16.04.22
19:14

Naufrage d'un pétrolier devant les côtes tunisiennes, pas de pollution majeure

Un pétrolier, transportant 750 tonnes de gazole, parti d'Egypte pour rejoindre Malte, a fait naufrage samedi dans le golfe de Gabès, sur la côte sud-est de la Tunisie, mais les autorités estiment pouvoir éviter une pollution majeure.

Dans des déclarations à l'AFP, la ministre tunisienne de l'Environnement Leila Chikhaoui, qui s'est rendue à Gabès, s'est montrée optimiste sur une situation décrite par ses services comme étant "sous contrôle".

"Nous pensons que la coque est encore étanche et qu'il n'y a pas eu de fuite pour le moment", a-t-elle dit lors d'un entretien téléphonique avec l'AFP.

En outre, "le gazole a tendance à s'évaporer assez rapidement", dans l'éventualité où des nappes remonteraient à la surface, selon la ministre.
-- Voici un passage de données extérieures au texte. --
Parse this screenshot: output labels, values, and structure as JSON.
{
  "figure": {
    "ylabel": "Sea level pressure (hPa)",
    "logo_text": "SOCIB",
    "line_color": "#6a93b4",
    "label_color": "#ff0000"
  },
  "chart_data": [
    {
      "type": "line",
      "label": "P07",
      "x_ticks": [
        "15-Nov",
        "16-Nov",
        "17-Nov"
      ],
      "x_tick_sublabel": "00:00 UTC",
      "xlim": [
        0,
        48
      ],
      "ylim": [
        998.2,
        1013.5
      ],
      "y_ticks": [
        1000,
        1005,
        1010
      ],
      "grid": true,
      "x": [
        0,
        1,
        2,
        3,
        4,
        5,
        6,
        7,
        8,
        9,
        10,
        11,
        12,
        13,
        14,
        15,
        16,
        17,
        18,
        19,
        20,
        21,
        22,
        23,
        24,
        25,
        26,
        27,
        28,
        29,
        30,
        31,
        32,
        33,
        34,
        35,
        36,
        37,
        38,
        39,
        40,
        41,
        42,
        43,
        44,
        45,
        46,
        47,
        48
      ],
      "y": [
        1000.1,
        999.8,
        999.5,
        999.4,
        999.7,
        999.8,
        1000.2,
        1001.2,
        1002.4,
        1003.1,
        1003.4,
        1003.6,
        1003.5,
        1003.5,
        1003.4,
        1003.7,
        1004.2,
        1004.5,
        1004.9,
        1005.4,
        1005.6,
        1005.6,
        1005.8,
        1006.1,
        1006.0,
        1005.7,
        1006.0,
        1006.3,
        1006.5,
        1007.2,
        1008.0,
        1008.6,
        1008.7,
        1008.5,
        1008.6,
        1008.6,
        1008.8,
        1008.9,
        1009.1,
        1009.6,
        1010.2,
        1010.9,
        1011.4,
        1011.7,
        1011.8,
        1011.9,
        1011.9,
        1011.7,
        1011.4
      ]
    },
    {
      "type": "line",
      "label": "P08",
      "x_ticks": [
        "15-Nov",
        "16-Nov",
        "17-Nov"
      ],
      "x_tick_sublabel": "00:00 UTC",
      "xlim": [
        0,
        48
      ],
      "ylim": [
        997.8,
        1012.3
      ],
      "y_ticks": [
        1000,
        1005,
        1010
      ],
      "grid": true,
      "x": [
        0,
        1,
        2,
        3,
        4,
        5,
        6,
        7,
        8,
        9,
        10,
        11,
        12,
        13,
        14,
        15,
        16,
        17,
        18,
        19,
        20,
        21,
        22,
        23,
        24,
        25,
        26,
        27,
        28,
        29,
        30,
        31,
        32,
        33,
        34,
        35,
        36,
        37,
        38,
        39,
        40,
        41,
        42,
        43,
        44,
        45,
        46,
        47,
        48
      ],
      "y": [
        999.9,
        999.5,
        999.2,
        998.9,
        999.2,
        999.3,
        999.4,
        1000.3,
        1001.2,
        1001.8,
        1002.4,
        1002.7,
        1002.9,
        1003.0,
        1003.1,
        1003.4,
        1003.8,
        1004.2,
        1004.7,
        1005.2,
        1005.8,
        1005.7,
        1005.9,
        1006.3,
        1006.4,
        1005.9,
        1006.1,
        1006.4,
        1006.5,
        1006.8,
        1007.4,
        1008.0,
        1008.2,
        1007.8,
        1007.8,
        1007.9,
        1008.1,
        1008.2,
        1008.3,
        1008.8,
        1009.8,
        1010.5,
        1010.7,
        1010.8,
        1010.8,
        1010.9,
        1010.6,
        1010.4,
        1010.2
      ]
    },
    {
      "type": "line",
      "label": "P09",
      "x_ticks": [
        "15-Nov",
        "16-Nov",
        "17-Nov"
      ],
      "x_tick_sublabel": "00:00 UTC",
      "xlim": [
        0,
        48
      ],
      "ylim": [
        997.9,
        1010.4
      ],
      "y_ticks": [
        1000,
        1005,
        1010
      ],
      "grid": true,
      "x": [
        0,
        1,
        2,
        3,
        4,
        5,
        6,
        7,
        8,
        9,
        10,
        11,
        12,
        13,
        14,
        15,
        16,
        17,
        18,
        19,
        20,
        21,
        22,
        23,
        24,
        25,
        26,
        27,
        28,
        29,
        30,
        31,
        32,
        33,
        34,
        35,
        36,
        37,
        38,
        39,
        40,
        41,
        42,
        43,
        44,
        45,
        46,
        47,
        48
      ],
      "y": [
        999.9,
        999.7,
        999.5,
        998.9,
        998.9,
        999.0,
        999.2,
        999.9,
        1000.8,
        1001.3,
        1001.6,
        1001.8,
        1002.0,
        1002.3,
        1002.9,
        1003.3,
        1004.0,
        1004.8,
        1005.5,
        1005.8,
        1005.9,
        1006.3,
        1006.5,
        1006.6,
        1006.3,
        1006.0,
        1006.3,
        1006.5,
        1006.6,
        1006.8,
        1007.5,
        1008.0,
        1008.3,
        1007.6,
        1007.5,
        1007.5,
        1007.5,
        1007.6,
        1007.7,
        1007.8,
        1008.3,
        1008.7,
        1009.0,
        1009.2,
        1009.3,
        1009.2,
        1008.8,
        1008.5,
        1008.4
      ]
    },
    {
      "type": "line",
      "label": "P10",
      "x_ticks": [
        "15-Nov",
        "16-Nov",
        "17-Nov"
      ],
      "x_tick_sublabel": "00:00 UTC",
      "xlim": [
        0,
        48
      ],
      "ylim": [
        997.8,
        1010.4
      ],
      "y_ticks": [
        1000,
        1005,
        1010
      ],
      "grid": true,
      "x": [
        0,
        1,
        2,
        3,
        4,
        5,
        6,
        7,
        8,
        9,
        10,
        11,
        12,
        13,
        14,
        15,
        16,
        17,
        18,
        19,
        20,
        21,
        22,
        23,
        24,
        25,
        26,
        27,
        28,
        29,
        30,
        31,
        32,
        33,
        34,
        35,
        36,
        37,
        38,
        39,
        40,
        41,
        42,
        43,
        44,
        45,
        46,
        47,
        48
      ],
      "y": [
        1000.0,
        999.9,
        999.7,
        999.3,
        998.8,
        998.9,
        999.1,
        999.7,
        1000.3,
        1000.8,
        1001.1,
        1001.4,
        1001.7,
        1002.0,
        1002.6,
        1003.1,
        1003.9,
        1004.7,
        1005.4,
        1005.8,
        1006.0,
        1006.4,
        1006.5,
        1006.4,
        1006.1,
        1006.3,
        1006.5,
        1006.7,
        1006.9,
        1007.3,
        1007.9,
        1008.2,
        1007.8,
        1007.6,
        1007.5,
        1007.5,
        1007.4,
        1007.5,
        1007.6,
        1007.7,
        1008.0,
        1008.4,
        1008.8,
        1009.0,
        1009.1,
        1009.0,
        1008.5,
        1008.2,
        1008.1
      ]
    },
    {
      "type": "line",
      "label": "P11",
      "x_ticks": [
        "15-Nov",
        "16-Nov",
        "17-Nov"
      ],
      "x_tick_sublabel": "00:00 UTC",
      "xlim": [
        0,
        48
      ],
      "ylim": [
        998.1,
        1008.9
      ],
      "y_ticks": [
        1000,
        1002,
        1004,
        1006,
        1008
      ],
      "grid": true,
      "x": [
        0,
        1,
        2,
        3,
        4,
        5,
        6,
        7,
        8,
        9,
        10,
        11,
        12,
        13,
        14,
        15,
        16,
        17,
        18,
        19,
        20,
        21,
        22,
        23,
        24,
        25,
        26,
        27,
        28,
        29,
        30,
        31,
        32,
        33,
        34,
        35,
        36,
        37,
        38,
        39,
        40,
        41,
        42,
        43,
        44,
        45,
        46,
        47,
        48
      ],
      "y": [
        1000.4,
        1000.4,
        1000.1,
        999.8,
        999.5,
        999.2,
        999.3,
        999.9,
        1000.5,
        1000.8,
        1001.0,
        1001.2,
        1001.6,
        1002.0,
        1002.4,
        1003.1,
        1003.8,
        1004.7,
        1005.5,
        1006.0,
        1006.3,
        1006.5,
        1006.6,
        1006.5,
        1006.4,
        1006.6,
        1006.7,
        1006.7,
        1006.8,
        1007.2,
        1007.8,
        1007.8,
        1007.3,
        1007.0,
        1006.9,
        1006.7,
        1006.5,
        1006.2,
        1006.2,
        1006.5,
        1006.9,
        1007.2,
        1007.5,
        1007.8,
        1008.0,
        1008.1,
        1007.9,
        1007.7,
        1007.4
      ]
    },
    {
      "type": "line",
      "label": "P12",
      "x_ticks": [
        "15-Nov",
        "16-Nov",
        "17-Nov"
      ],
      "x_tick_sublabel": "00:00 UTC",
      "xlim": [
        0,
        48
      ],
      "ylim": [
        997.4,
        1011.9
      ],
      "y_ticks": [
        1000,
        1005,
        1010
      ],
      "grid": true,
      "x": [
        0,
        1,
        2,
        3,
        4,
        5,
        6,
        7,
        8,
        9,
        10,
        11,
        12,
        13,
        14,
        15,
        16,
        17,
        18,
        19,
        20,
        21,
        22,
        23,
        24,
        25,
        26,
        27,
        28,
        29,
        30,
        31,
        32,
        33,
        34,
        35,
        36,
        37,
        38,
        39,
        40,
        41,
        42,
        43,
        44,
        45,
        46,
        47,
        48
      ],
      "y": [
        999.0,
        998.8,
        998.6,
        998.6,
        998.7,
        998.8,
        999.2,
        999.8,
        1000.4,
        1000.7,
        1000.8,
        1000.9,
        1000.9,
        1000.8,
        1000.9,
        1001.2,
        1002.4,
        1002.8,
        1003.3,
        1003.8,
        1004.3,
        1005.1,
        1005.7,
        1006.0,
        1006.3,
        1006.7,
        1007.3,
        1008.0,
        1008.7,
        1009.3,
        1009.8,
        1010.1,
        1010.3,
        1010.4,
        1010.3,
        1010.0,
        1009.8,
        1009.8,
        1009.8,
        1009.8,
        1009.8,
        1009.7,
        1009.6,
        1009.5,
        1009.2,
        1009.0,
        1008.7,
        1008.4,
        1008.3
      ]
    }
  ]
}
"Nous pensons que les moyens actuels permettront de circonscrire l'accident", a ajouté Mme Chikhaoui, disant qu'au besoin la Tunisie pourrait "faire appel à l'aide internationale".

Samedi matin, Mohamed Karray, porte-parole du tribunal de Gabès, qui a ouvert une enquête sur le naufrage, avait annoncé à l'AFP qu'un pétrolier transportant 750 tonnes de gazole avait "coulé dans les eaux territoriales tunisiennes". 

Selon M. Karray, qui est magistrat, les premières constatations montraient "des fuites minimes" sur le navire, "donc il ne devrait pas y avoir de catastrophe dans le golfe de Gabès", région qui compte près de 400.000 habitants.

Le pétrolier Xelo (immatriculé OMI 7618272) de 58 mètres de long sur 9 mètres de large, selon le site Vesseltracker, et battant pavillon de la Guinée Equatoriale, se dirigeait vers l'île de Malte en provenance du port de Damiette en Egypte, selon le ministère de l'Environnement.

Pour se mettre à l'abri, face à de mauvaises conditions météorologiques, le navire avait demandé à entrer dans les eaux territoriales tunisiennes vendredi soir.

Alors qu'il se trouvait à environ 7 km des côtes du golfe de Gabès, le pétrolier a commencé à prendre l'eau, selon le ministère. L'eau s'est infiltrée dans la salle des machines, montant jusqu'à près de deux mètres de hauteur.

Les autorités tunisiennes ont alors évacué l'équipage de sept personnes se trouvant à bord du navire en détresse, qui a coulé au petit matin.

Selon Mme Chikhaoui, les autorités attendent que "la météo soit meilleure au niveau du vent et de la houle pour que des plongeurs aillent vérifier avec davantage de certitude l'état de la coque". Ensuite, elles décideront "s'il faut pomper ou ramener le navire plus près de la côte pour sécuriser la cargaison". Aucune opération ne sera menée samedi à cause de la "météo défavorable", a dit la ministre.

Par précaution, des barrières anti-pollution sont mises en place autour du périmètre du naufrage, surveillé par les militaires et inaccessible à la presse.

 

 

Eviter une catastrophe 

 

Les autorités ont actionné "le plan national d'urgence de prévention des pollutions marines avec l'objectif de maîtriser la situation et d'éviter la propagation de polluants", selon le ministère.

Les ministères de la Défense, de l'Intérieur, des Transports ainsi que les douanes ont été mobilisés pour éviter "une catastrophe environnementale marine dans la région", selon la même source.

Les membres d'équipage -- un capitaine géorgien, quatre Turcs et deux Azerbaidjanais -- ont été brièvement "hospitalisés pour des contrôles et sont hébergés dans un hôtel", selon le porte-parole du tribunal qui a indiqué qu'ils étaient interrogés sur les circonstances du naufrage.

La région de Gabès est une importante zone de pêche mais qui a souffert ces dernières années, selon plusieurs ONG, d'épisodes de pollution. Ceux-ci sont dus aux industries de transformation de phosphate qui y sont installées et à la présence d'un oléoduc y acheminant le pétrole du sud tunisien.

Le dernier accident maritime concernant la Tunisie date d'octobre 2018, quand un navire roulier tunisien L'Ulysse était entré en collision avec un porte-conteneur chypriote CLS Virginia à 28 km au large du Cap Corse, en France.

A l'époque, une nappe de 600 tonnes de fioul de propulsion s'était échappée du porte-conteneur chypriote, qui avait nécessité l'intervention de navires français, italiens et de l'agence européenne de la mer pour limiter la pollution marine.